Badacze należący do Centrum Technologiczne Euroecatz siedzibą w Barcelonie (Hiszpania) właśnie ogłosili, że po wielu miesiącach badań i rozwoju udało im się zaprojektować nową technologię, która pozwala produkuje części wzmocnione włóknem węglowym za pomocą druku 3D. Technologia, która między innymi pozwoliłaby na wykonanie części do 3 razy lżejszych niż te wykonane z tytanu przy dość drastycznym obniżeniu kosztów.

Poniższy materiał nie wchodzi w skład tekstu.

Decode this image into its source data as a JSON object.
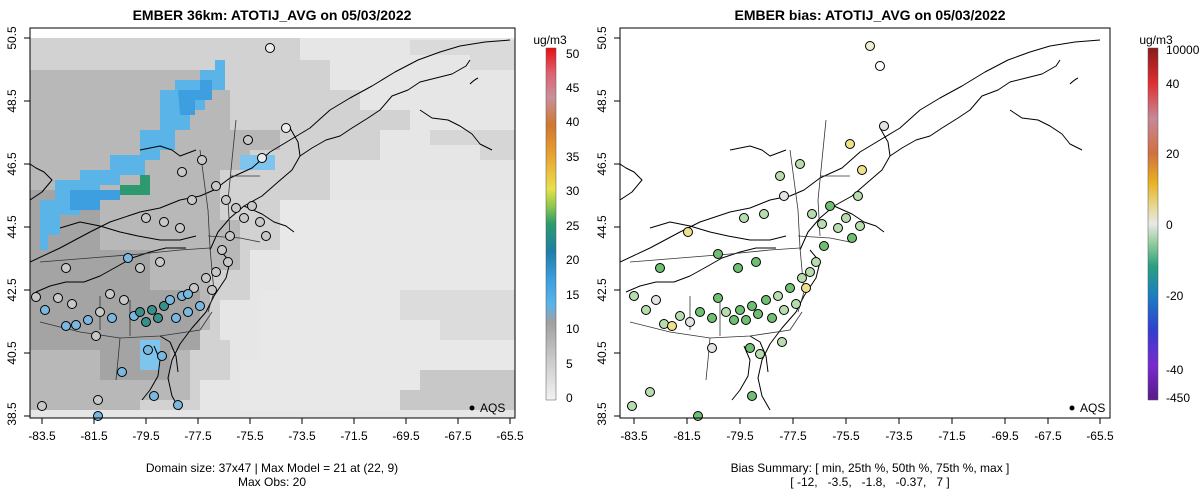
{
  "colors": {
    "tile_light": "#e6e6e6",
    "tile_mid": "#d2d2d2",
    "tile_dark": "#b8b8b8",
    "tile_darker": "#a4a4a4",
    "plume_blue": "#5ab4e8",
    "plume_blue_dark": "#3d9fe0",
    "obs_gray": "#c8c8c8",
    "obs_blue": "#7ab8e0",
    "obs_teal": "#3a8f8a",
    "bias_green": "#b7dcae",
    "bias_green_dark": "#6fbf73",
    "bias_neutral": "#e4e4e4",
    "bias_yellow": "#f0e08a"
  },
  "left": {
    "title": "EMBER 36km: ATOTIJ_AVG on 05/03/2022",
    "x_ticks": [
      "-83.5",
      "-81.5",
      "-79.5",
      "-77.5",
      "-75.5",
      "-73.5",
      "-71.5",
      "-69.5",
      "-67.5",
      "-65.5"
    ],
    "y_ticks": [
      "50.5",
      "48.5",
      "46.5",
      "44.5",
      "42.5",
      "40.5",
      "38.5"
    ],
    "legend_label": "AQS",
    "colorbar": {
      "unit": "ug/m3",
      "ticks": [
        "50",
        "45",
        "40",
        "35",
        "30",
        "25",
        "20",
        "15",
        "10",
        "5",
        "0"
      ],
      "min": 0,
      "max": 50
    },
    "footer_line1": "Domain size: 37x47 | Max Model = 21 at (22, 9)",
    "footer_line2": "Max Obs: 20"
  },
  "right": {
    "title": "EMBER bias: ATOTIJ_AVG on 05/03/2022",
    "x_ticks": [
      "-83.5",
      "-81.5",
      "-79.5",
      "-77.5",
      "-75.5",
      "-73.5",
      "-71.5",
      "-69.5",
      "-67.5",
      "-65.5"
    ],
    "y_ticks": [
      "50.5",
      "48.5",
      "46.5",
      "44.5",
      "42.5",
      "40.5",
      "38.5"
    ],
    "legend_label": "AQS",
    "colorbar": {
      "unit": "ug/m3",
      "ticks": [
        "10000",
        "40",
        "20",
        "0",
        "-20",
        "-40",
        "-450"
      ]
    },
    "footer_line1": "Bias Summary: [ min, 25th %, 50th %, 75th %, max ]",
    "footer_line2": "[ -12,   -3.5,   -1.8,   -0.37,   7 ]"
  }
}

Jak skomentował podczas wystawy, na której Marc crescenti, jedna z osób odpowiedzialnych za Eurecat mówiła o projekcie, jedną z zalet nowych technologii jest to, że pozwalają one na obróbkę bardzo różnorodnych materiałów, w tym tworzyw sztucznych, ceramiki i metali lub bezpośrednio dają możliwość umieszczania włókien w we wszystkich kierunkach z dużą swobodą projektowania, co z kolei pozwala na dalsze zmniejszenie ciężaru konstrukcji, co jest szczególnie interesujące w sektorach takich jak lotnictwo.
Technicznie rzecz biorąc, te nowe badania, a zwłaszcza ich wyniki, mogłyby być przystosowany bez większych problemów do dowolnej z wielu technologii druku 3D że dzisiaj współistnieją na rynku. Pozwoliłoby to na produkcję wysoce zoptymalizowanych konstrukcji dzięki zastosowaniu wysokowydajnych materiałów, tak aby można było pójść o krok dalej i opracować nasze znacznie lżejsze i mocniejsze konstrukcje.
Bez wątpienia stoimy przed nowym krokiem niektórym sektorom z pewnością się spodoba które już dziś zaczynają realnie korzystać z tego typu technologii np. w branży motoryzacyjnej czy lotniczej, gdyż pozwoliłoby im to na wykonanie znacznie bardziej wytrzymałych części, będąc jednocześnie szybszymi, bardziej ekologicznymi i przede wszystkim chyba najciekawsze dla tego typu firmy ma na celu znaczne obniżenie kosztów wytworzenia danego produktu.